Plouviez, 2025 Fransası’nın, Balzac’ın 1835’te Goriot Baba adlı eserinde tasvir ettiği aşırı eşitsiz Fransa’ya birçok bakımdan çok benzediğini anımsatıyor.
Plouviez kitabında ve röportajlarında konuyu derinlemesine irdeliyor:
“Miras konusu, 2022 başkanlık seçimleri sırasında kamuoyunda yeniden gündeme geldi; ancak esasen ‘daha fazla veya daha az vergi’ sorusuyla sınırlıydı:
Aileden miras aktarımının meşruiyeti konusunda hiçbir değerlendirme yapılmadı.
- Yüzyıl’da ise miras konusu herkesin dilindeydi.
Gallica adlı çevrimiçi platformda, bu tema üzerine 19. yüzyıldan kalma yaklaşık 50.000 eser sıraladım, hepsini okumaya bir ömür yetmez…
Gracchus Babeuf’tan Jeremy Bentham’a, John Stuart Mill’den Jean Jaurès’e, Alexis de Tocqueville’den Pierre-Joseph Proudhon’a kadar birçok düşünür ve yazar tarafından miras kurumu incelendi, sorgulandı, itiraz edildi…
O dönemdeki miras tartışmalarındaki bu bolluk, toplumsal ve siyasal hayal gücümüzün bugünkü yoksulluğuyla tezat oluşturuyor.
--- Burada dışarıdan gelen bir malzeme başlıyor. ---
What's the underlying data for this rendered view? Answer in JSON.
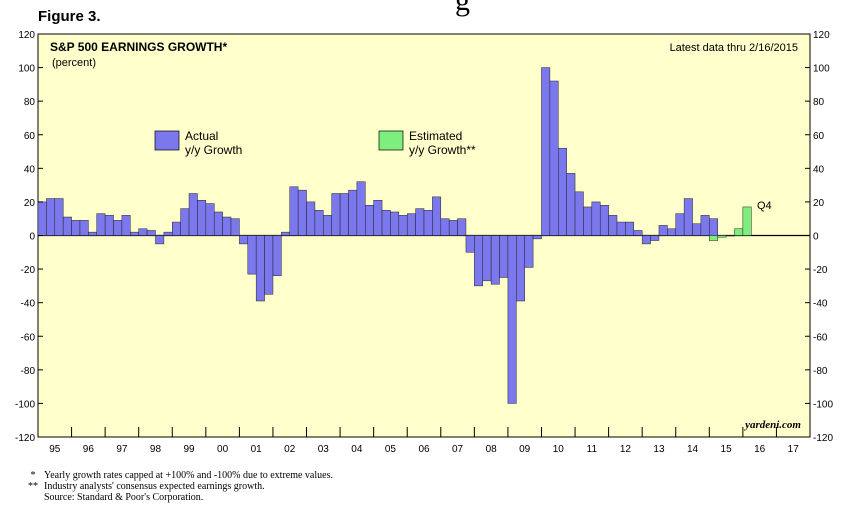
{
  "figure_label": "Figure 3.",
  "title_fragment": "g",
  "chart_data": {
    "type": "bar",
    "title": "S&P 500 EARNINGS GROWTH*",
    "subtitle": "(percent)",
    "note": "Latest data thru 2/16/2015",
    "credit": "yardeni.com",
    "annotation": "Q4",
    "ylim": [
      -120,
      120
    ],
    "yticks": [
      120,
      100,
      80,
      60,
      40,
      20,
      0,
      -20,
      -40,
      -60,
      -80,
      -100,
      -120
    ],
    "xlim": [
      1995,
      2018
    ],
    "year_labels": [
      "95",
      "96",
      "97",
      "98",
      "99",
      "00",
      "01",
      "02",
      "03",
      "04",
      "05",
      "06",
      "07",
      "08",
      "09",
      "10",
      "11",
      "12",
      "13",
      "14",
      "15",
      "16",
      "17"
    ],
    "legend": [
      {
        "label1": "Actual",
        "label2": "y/y Growth",
        "color": "#7b78ee"
      },
      {
        "label1": "Estimated",
        "label2": "y/y Growth**",
        "color": "#7eef7e"
      }
    ],
    "series": [
      {
        "name": "Actual y/y Growth",
        "color": "#7b78ee",
        "start": 1995.0,
        "values": [
          20,
          22,
          22,
          11,
          9,
          9,
          2,
          13,
          12,
          9,
          12,
          2,
          4,
          3,
          -5,
          2,
          8,
          16,
          25,
          21,
          19,
          14,
          11,
          10,
          -5,
          -23,
          -39,
          -35,
          -24,
          2,
          29,
          27,
          20,
          15,
          12,
          25,
          25,
          27,
          32,
          18,
          21,
          15,
          14,
          12,
          13,
          16,
          15,
          23,
          10,
          9,
          10,
          -10,
          -30,
          -27,
          -29,
          -25,
          -100,
          -39,
          -19,
          -2,
          100,
          92,
          52,
          37,
          26,
          17,
          20,
          18,
          12,
          8,
          8,
          3,
          -5,
          -3,
          6,
          4,
          13,
          22,
          7,
          12,
          10
        ]
      },
      {
        "name": "Estimated y/y Growth",
        "color": "#7eef7e",
        "start": 2015.0,
        "values": [
          -3,
          -1,
          0,
          4,
          17
        ]
      }
    ]
  },
  "footnotes": [
    {
      "mark": "*",
      "text": "Yearly growth rates capped at +100% and -100% due to extreme values."
    },
    {
      "mark": "**",
      "text": "Industry analysts' consensus expected earnings growth."
    },
    {
      "mark": "",
      "text": "Source: Standard & Poor's Corporation."
    }
  ]
}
Bu nedenle Fransız Devrimi sırasında ve 19. Yüzyıl’da ortaya çıkan miras tartışmalarına geri dönmenin faydası vardır.”
“Bu muazzam yapı, artık bizim için yabancı hale gelmiş bir düşünceyle kesişiyor: Robespierre’in, Saint-Simoncuların ya da Durkheim’ın gözünde, kişisel mülkiyet, sahibinin ölümüyle ortadan kalkmak zorundadır.
Bu yazarlar, bireysel mülkiyet haklarını reddetmezler, ancak bunları sahibinin yaşam süresiyle sınırlarlar.
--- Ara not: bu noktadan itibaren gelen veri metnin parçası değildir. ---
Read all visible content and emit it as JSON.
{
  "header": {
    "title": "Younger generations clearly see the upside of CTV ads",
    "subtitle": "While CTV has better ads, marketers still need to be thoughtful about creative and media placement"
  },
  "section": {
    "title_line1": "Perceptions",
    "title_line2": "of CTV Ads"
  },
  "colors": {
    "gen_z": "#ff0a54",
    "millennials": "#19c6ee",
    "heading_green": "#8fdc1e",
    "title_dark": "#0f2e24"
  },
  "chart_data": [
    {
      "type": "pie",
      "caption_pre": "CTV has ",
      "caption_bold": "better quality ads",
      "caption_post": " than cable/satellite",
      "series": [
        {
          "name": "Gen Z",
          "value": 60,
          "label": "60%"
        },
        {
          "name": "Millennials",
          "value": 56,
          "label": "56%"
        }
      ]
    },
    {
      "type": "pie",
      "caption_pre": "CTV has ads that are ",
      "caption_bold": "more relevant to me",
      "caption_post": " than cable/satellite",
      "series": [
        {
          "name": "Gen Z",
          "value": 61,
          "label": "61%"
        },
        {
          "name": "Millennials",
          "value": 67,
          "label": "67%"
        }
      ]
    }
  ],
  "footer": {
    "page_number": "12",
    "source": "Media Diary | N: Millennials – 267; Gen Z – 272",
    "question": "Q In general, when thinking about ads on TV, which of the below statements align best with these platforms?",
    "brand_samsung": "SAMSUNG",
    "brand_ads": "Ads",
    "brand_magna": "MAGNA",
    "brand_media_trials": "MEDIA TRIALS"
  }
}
Bunu yaparken melez mülkiyet teorisini icat ediyorlar: yaşarken bireysel, öldükten sonra toplumsal.
Bu kavram bugün için ilgi çekicidir:
Bireysel mülkiyete olan modern bağlılığımızı, bireysel veya ailevi çıkarlardan daha yüksek bir hedefle uzlaştırmamızı sağlar.”
“Miras” meselesi, ortaya çıkan toplumsal eşitsizlik nedeniyle Avrupa’yı sarsıyor… Mirasçının kendisi tarafından hak edilmemiş bir servete konması, toplumsal eşitsizliğin miras yoluyla sürdürülmesi, mirasın sosyal mobilitenin önünde bir engel teşkil etmesi, miras kalan paranın yaratıcılığa ve üretime dönüşememesi gibi konular yeni çözümler aranmasını hızlandırıyor.
Bu konuda radikal çözümler gelir mi yoksa sadece vergilerle bir denge mi aranır ya da durum olduğu gibi sürdürülür mü bilmiyoruz ama…
Miras artık ciddi biçimde tartışılan bir konu.